Leti, a research institute of CEA Tech, has announced it has created the world's first microfluidic circuit for cooling a particle detector, perhaps paving the way to a revolutionary new detector technique at the Large Hadron Collider. This world-first event has been developed for CERN, the European nuclear research organisation.
This breakthrough cooling system is part of CERN's NA62 Gigatracker (GTK), a silicon pixel detector used to measure the arrival time and the position of incoming beam particles in the world¹s largest particle accelerator. The NA62 detector is designed to study the 'very rare' decay of kaons, subatomic particles made of quarks. Understanding these decays will help physicists check some of the predictions that the Standard Model of particle physics makes about short-distance interactions. Specifically, NA62 will measure the rate at which the charged kaon decays into a charged pion and a neutrino-antineutrino pair.

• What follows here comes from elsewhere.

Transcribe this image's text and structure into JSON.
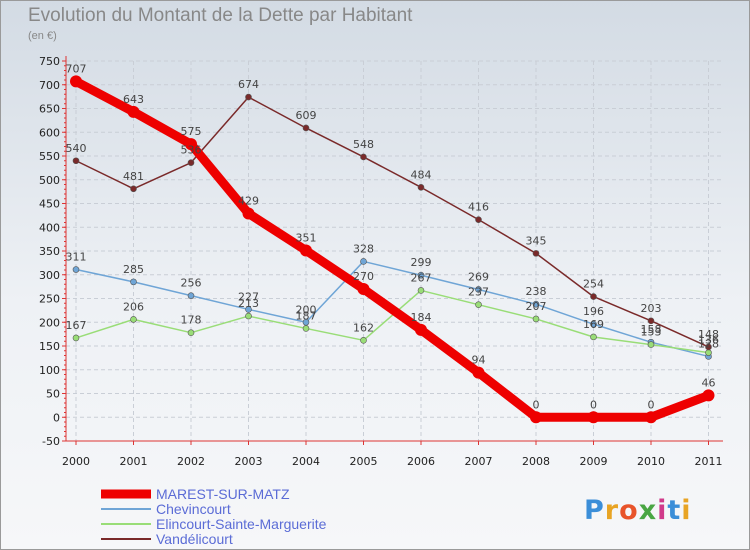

The Standard Model of particle physics explains how the basic building blocks of matter interact, governed by four fundamental forces in nature: gravity, electromagnetism and the strong and weak nuclear forces.
"The very rare decay of Kaons is sensitive to contributions coming from new particles and therefore represents a powerful way of searching for new physics," says Augusto Ceccucci, NA62 spokesperson. "This technique complements the direct approach of the LHC detectors, and is a key component in CERN's programs to probe the ultimate constituents of matter and understand the laws of nature."
The NA62 is comprised of a set of three innovative silicon pixel detectors, whose job is to measure the arrival time and the position of the incoming beam particles. Installed in the heart of the NA62 detector, the silicon sensors are cooled down to approximately -20 degrees Celsius by a microfluidic silicon device developed by Leti and CERN researchers. The cooling system is required to remove the heat produced by the readout chips the silicon sensor is bonded to. The NA62 Gigatracker has a cooling plate on top of which both the silicon sensor and the readout chip are bonded.
In 2012, after CERN chose Leti to supply the microfluidic devices, CERN provided an initial fabrication process-flow that Leti¹s Silicon Specialty Solutions (Leti-3S) program implemented in its own flow with its expertise in silicon processing, strictly following CERN¹s technical specifications.
Leti-3S scientists demonstrated for the first time in the field of high-energy physics (HEP) the possibility of using silicon microfluidic devices for thermal management of silicon pixel detectors and their read-out electronics in LHC experiments. Leti's work included using deep silicon plasma-etching processes for microchannel production, its expertise at bonding silicon wafers at microscopic levels, and further grinding and thinning. In addition, Leti built titanium-nickel-gold contacts to connect the coolers to the NA62 device.
"The challenge was above all that we had only two pieces per wafers because of their large dimensions, meaning that two defects could result in a zero-percent yield," said Catherine Charrier, project leader at Leti. "Maintaining the quality of the coolers on the centimeter dimensions, while respecting micrometric specifications, was a real challenge that we were able to overcome."
Since being selected by CERN to work on NA62, Leti has contributed to the development of several types of cooling devices. "Producing these silicon coolers provides us the opportunity to contribute to the scientific communities that use large instruments, which will expand Leti's scope of operation," Charrier said.